I’m looking forward to Before Midnight, Richard Linklater’s latest in a trilogy of films about a man and woman who forge a really contrived intimacy with one another solely on the basis of chance meet-ups that occur every nine years. The first film Before Sunrise is meandering and loose, the characters spilling their guts to each other about life and death and everything in between with the unpracticed tedium of a couple Freshman Seminar students.
The next film, Before Sunset, revisits the original concept with refinement, the characters just as oddly talky but more complicated, an added layer of adult “maturity” disguising the urgency that wills their encounters on. Their lived-in melancholy has aged like wine and the movie ends on an unforgettably ambiguous note.
And now Before Midnight has popped up nine years later still, debuting the same week as motherfucking Fast and Furious 6.
With Fast Five (2011) the series surrendered to the fact street racing isn’t interesting to people who intellectually outgrew their provisional driving license, instead developing into a steroid-infused action flick where people punch each other and things joyously explode without the willed stupidity (read that as charitably or negatively as you’d prefer) of filmmakers like Michael Bay and Neveldine/Taylor.
Fast Five isn’t a throwback to nineties-era action movies, but it has their pure, entertaining simplicity. And I’m sure Fast and Furious 6 isn’t a condemnation of modern bombastic excess, but it wasn’t shot in 3D nor was it post-converted to such, and that alone should indicate something.

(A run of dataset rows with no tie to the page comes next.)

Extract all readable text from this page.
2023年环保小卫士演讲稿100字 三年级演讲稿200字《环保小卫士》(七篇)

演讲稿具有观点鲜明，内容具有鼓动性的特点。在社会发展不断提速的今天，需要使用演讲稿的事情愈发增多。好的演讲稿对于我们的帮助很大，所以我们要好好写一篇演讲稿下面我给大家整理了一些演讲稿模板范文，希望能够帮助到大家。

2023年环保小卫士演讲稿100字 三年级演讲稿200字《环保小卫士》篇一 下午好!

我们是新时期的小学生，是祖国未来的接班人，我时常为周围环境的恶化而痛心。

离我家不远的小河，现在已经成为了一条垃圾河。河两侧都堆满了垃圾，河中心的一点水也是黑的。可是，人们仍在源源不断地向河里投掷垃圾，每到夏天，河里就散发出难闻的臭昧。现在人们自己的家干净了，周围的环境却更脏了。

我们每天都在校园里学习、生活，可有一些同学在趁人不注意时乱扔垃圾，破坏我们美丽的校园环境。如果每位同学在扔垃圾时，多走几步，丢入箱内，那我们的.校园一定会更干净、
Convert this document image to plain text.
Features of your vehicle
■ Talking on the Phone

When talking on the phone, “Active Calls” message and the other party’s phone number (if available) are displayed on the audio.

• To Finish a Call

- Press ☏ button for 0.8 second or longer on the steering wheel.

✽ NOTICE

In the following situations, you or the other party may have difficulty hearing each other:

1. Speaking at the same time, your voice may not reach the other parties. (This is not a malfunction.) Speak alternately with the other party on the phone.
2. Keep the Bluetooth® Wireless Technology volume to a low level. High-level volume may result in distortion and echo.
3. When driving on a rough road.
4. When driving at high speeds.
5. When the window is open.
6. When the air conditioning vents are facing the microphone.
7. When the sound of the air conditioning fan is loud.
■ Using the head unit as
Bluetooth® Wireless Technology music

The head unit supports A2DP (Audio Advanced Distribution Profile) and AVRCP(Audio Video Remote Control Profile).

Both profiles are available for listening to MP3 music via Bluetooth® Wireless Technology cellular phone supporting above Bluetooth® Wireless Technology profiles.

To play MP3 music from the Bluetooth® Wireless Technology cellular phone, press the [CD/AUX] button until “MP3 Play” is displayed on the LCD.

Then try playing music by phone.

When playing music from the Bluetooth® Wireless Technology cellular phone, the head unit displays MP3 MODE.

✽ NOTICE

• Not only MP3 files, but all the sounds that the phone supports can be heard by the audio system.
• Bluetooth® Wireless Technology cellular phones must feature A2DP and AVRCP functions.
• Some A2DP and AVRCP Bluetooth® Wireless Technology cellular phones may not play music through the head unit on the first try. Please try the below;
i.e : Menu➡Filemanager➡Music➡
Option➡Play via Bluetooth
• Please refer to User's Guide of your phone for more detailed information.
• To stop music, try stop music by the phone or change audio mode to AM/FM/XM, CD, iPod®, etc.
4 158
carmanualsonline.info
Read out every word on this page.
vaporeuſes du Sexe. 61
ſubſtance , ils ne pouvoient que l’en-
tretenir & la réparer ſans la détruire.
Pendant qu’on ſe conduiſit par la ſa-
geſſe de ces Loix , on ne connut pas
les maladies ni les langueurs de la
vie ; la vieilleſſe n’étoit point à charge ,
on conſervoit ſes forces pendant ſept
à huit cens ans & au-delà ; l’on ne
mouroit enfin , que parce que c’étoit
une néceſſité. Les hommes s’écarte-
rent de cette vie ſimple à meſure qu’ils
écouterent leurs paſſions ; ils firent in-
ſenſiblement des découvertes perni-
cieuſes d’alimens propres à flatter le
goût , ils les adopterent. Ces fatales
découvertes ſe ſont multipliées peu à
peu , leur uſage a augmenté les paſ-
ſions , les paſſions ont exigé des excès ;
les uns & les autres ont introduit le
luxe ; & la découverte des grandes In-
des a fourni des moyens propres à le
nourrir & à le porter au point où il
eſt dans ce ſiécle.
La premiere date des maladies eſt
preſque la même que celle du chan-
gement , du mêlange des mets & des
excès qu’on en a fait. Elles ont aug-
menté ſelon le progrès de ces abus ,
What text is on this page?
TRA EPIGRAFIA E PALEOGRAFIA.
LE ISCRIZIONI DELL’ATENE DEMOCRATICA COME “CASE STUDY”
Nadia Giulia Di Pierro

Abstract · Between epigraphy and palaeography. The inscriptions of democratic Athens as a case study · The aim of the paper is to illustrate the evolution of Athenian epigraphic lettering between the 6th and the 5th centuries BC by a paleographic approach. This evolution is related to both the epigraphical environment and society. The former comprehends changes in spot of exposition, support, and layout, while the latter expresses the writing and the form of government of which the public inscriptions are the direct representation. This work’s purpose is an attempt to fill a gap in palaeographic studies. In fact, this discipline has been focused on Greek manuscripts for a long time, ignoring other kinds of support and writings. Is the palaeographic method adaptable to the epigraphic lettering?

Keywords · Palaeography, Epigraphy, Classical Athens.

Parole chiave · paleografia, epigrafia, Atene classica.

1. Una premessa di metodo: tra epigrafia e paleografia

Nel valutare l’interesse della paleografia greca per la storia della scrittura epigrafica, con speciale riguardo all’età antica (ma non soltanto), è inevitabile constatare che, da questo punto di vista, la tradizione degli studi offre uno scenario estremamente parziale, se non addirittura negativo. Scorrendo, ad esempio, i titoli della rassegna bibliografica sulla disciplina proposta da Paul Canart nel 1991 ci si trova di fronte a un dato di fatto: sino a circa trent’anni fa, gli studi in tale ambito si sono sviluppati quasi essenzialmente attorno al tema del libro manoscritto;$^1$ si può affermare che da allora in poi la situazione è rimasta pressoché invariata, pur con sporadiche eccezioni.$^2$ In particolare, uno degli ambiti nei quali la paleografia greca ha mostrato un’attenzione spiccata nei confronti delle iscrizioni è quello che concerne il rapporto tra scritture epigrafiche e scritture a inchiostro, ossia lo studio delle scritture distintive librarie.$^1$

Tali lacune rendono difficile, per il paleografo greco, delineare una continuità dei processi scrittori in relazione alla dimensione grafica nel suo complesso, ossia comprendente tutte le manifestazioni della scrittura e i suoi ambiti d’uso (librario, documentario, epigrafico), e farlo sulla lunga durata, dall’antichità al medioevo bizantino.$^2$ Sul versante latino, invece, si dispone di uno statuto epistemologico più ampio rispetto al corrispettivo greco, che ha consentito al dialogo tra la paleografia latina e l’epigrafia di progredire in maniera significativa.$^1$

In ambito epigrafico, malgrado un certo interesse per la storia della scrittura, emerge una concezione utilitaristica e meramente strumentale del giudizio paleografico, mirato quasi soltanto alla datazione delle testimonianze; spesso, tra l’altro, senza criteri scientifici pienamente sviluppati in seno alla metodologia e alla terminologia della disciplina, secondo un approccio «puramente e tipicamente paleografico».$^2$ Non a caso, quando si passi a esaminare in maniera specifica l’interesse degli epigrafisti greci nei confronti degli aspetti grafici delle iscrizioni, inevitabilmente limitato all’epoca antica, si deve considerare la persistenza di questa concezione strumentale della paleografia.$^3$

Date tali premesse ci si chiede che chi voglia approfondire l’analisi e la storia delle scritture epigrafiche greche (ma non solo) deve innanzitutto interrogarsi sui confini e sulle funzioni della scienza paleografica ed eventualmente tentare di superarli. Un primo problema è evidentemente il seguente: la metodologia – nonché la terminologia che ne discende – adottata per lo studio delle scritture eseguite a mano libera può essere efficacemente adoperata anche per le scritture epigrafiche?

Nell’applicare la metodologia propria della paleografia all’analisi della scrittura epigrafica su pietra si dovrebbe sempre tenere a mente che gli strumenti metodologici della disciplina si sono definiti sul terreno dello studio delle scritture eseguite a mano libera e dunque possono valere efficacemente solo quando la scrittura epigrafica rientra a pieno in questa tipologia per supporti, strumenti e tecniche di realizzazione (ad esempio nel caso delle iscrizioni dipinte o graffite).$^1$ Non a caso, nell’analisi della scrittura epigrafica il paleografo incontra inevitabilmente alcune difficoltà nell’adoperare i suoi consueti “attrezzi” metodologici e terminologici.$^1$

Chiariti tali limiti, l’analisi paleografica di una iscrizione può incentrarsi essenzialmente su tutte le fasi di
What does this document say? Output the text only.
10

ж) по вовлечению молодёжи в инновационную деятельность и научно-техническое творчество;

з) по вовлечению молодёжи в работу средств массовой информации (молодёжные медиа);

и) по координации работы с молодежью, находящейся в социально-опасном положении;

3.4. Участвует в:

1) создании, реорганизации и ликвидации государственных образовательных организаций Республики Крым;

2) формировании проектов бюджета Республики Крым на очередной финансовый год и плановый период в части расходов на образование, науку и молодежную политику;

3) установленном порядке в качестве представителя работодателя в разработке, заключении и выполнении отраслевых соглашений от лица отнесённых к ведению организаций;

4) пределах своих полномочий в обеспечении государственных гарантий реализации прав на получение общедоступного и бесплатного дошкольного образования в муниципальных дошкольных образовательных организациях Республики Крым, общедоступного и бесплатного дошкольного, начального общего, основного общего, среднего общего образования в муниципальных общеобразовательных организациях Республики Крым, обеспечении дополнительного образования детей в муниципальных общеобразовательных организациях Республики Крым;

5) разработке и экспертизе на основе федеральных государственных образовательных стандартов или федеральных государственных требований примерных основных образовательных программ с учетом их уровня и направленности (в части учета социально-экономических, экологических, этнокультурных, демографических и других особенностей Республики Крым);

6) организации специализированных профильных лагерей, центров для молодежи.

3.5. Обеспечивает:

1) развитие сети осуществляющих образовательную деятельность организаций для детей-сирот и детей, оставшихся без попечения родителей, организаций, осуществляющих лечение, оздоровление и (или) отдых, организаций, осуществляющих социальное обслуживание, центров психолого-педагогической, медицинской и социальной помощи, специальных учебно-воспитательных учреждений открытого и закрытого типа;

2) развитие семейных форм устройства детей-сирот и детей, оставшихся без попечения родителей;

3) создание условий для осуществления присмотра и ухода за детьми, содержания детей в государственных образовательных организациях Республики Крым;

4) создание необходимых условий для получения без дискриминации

For good or bad the advent of high definition Blu-ray technology has become the lens with which I come to an adult appraisal of movies from my past. They become less pieces of video entertainment and more a coordinated menagerie of crisp, clear images to actively process. I don’t use movies as background entertainment or flip through them on the teevee or watch them while I surf Facebook. I make my selections based upon a careful balance of mood and whimsy, bearing witness in a dark room with as much attention as I can afford.
I find myself reading comics and watching anime in much a similar manner. Of course the syntax is different, but this self-appointed duty of being a more thinking and feeling viewer has only increased the enjoyment I get out of these things. It’s steered me in my own eclectic directions. It’s saved me from opinions by way of social cliques.
So, when I watch Nausicaa of the Valley of the Wind with these eyes it seems equally exemplative of high quality eighties animated moviemaking and the European tradition. Most visually interesting are the Ohmu, these giant shelled bugs animated with carefully painted layers that shamble against each other like they were cutout pieces animated in René Laloux’ Fantastic Planet.
What really got to me this time around, however, is how damn effective this Nausicaa movie is. If you’re watching an animated movie with environmental themes made by someone who made a lot of those and you already saw it before so you know everything that’s going to happen, it shouldn’t resonate so deeply, but this one did.